For index error you need something far away. How far? The parallax between the two lines of sight in the sextant should be smaller than your acceptable error in determination of the index error. For a Davis Mk III, I would say +/- 1' is good enough for index error. The distance between the two lines of sight is roughly 8 cm. So we need a distance such that 8 cm subtends an angle as seen from "out there" that is smaller than 1'. An angle of 1' is a ratio of 1/3437, so we need a distance that is greater than 3437 multiplied by 8 cm which implies a distance greater than about 275 meters. Find a building wall or an antenna or any other terrestrial feature that is further away than that and has a sharp, clear edge. Use that as a substitute for a horizon. If the sharp edge is vertical, hold the sextant horizontal. Of course, if you prefer accuracy five times better in the index error, then you would look for an edge that is five times further away.

Other options:

• Use Venus or Jupiter (or a bright star, but planets are better since their images usually have better definition in our eyes). Hold the sextant vertical and place the direct and reflected images side-by-side. If you cannot see them both at once, sweeping quickly left to right and back will reveal the vertical offset.

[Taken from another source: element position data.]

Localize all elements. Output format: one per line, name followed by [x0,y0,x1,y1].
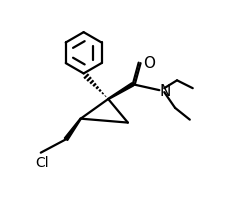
Text: O: O [144,56,156,71]
Polygon shape [108,83,134,100]
Polygon shape [64,118,81,140]
Text: N: N [160,84,171,99]
Text: Cl: Cl [36,156,49,170]
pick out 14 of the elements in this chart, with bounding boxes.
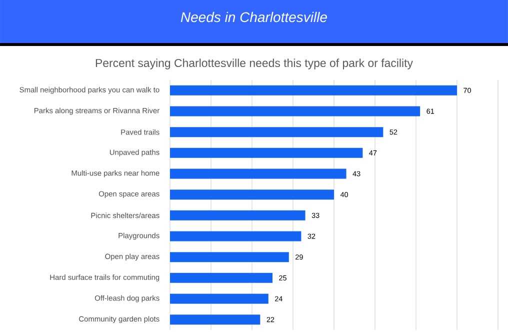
- chart-subtitle: Percent saying Charlottesville needs this type of park or facility: [96, 58, 413, 70]
- bar: [170, 210, 306, 220]
- bar: [170, 190, 334, 200]
- bar: [170, 168, 346, 179]
- chart-title: Needs in Charlottesville: [180, 12, 327, 22]
- bar: [170, 272, 272, 283]
- bar: [170, 148, 363, 158]
- bar: [170, 314, 260, 325]
- bar: [170, 252, 289, 262]
- bar: [170, 127, 384, 138]
- bar: [170, 294, 268, 304]
- bar: [170, 106, 420, 116]
- bar: [170, 231, 302, 242]
- bar: [170, 85, 457, 96]
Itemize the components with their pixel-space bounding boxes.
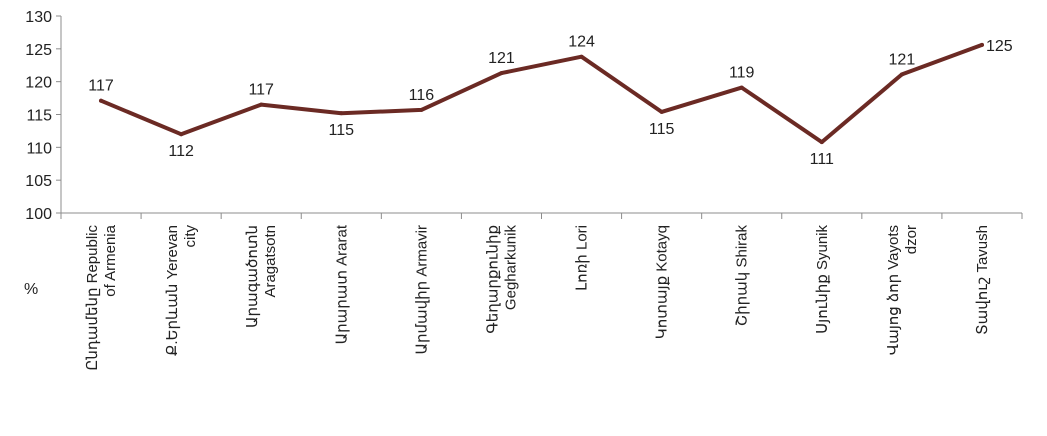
y-tick-label: 125 [25,42,52,59]
data-point [819,140,824,145]
x-category-label: ԳեղարքունիքGegharkunik [484,225,519,334]
y-tick-label: 130 [25,9,52,26]
data-point [499,71,504,76]
data-label: 117 [248,82,274,99]
y-axis-label: % [24,281,39,298]
data-label: 117 [88,78,114,95]
data-point [979,42,984,47]
data-label: 116 [409,87,435,104]
x-category-label: Արարատ Ararat [333,224,350,344]
x-category-label: Արմավիր Armavir [413,225,430,354]
data-point [99,98,104,103]
y-tick-label: 100 [25,206,52,223]
data-point [179,132,184,137]
data-label: 115 [329,122,355,139]
data-point [339,111,344,116]
x-category-label: Սյունիք Syunik [814,225,831,334]
data-label: 121 [488,50,515,67]
data-point [899,72,904,77]
data-label: 111 [810,151,834,168]
y-tick-label: 110 [26,140,52,157]
x-category-label: Վայոց ձոր Vayotsdzor [885,225,920,355]
data-label: 112 [168,143,194,160]
y-tick-label: 120 [25,75,52,92]
data-point [259,102,264,107]
y-tick-label: 105 [25,173,52,190]
data-label: 125 [986,38,1013,55]
x-category-label: Ընդամենը Republicof Armenia [84,224,119,370]
x-category-label: Տավուշ Tavush [974,225,991,335]
x-category-label: ԱրագածոտնAragatsotn [244,225,279,328]
data-point [659,109,664,114]
y-tick-label: 115 [26,108,52,125]
x-category-label: Ք.Երևան Yerevancity [164,225,199,356]
data-point [739,85,744,90]
data-label: 115 [649,121,675,138]
x-category-label: Շիրակ Shirak [734,225,751,327]
data-label: 121 [889,51,916,68]
series-line [99,42,984,145]
data-label: 124 [568,34,595,51]
data-point [579,54,584,59]
x-category-label: Լոռի Lori [574,225,591,291]
data-label: 119 [729,65,755,82]
data-point [419,107,424,112]
x-category-label: Կոտայք Kotayq [654,225,671,339]
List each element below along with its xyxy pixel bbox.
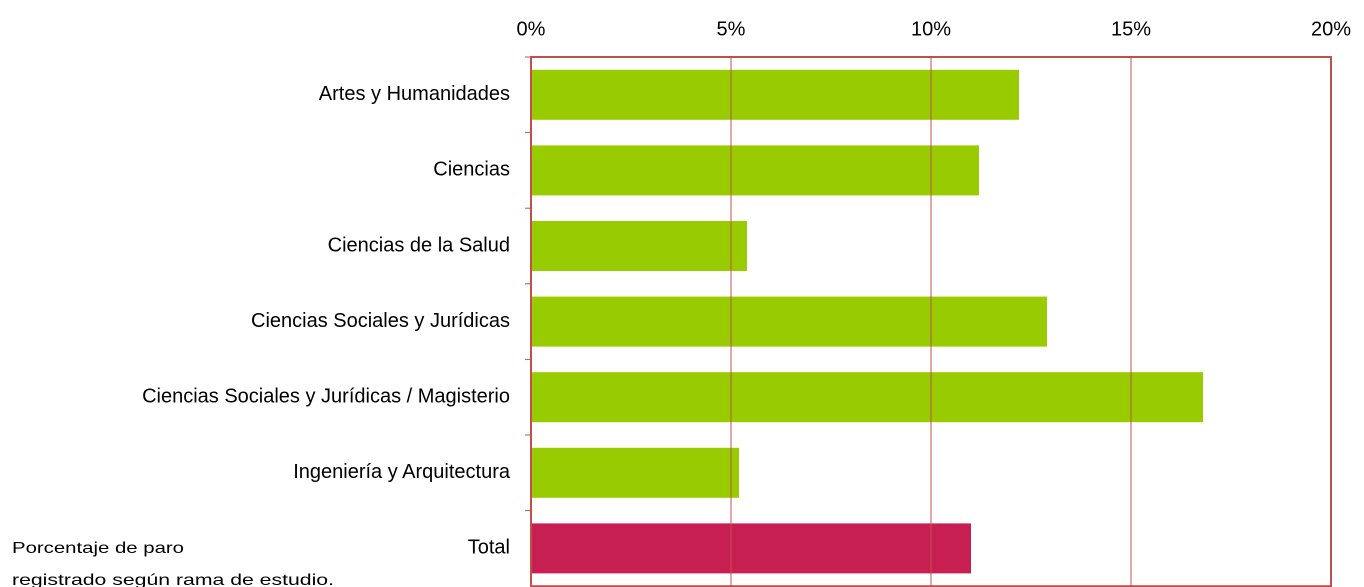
x-tick-label: 20%: [1311, 18, 1351, 40]
y-tick-label: Ingeniería y Arquitectura: [293, 461, 511, 483]
bar: [531, 523, 971, 574]
bar: [531, 69, 1019, 120]
bar: [531, 296, 1047, 347]
annotation: registrado según rama de estudio.: [12, 572, 334, 587]
bar: [531, 221, 747, 271]
bar: [531, 145, 979, 196]
bar: [531, 372, 1203, 423]
bar: [531, 447, 739, 498]
x-tick-label: 15%: [1111, 18, 1151, 40]
y-tick-label: Ciencias: [433, 159, 510, 181]
plot-border: [530, 56, 1332, 587]
y-tick-label: Ciencias Sociales y Jurídicas: [251, 310, 510, 332]
x-tick-label: 5%: [717, 18, 746, 40]
y-tick-label: Ciencias de la Salud: [328, 234, 510, 256]
y-tick-label: Artes y Humanidades: [319, 83, 510, 105]
y-tick-label: Total: [468, 537, 510, 559]
x-tick-label: 10%: [911, 18, 951, 40]
annotation: Porcentaje de paro: [12, 540, 184, 557]
x-tick-label: 0%: [517, 18, 546, 40]
y-tick-label: Ciencias Sociales y Jurídicas / Magister…: [142, 385, 510, 407]
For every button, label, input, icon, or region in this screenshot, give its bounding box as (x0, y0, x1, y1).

• Look for a freshly-formed contrail from a jet flying high overhead. If it's producing a contrail that's nearly guaranteed to be far enough away even for a very fine index error test. Or if you can track steadily, use the aircraft's wings or fuselage directly as a horizon substitute. Normal cruising altitude for airliners is about 10 km which is farther away than the sea horizon as seen from most small boats.
• Use the Sun test, which you are apparently familiar with, on the Moon. Just be sure to use the edges from cusp to cusp (along the north-south axis of the Moon) if it's less than half full. Better yet, wait for full moon.
• If you have access to a long hallway and a decent carpenter's laser, place the sextant on a table and aim the laser through the eyepiece end of the sextant so that part of the beam travels direct through the horizon side and part bounces to the index mirror. You'll get two beams of light coming out. Measure the spacing between them a few meters from the sextant and then again some tens of meters away. If it's the same, the beams are parallel and at that point you can read off the index error.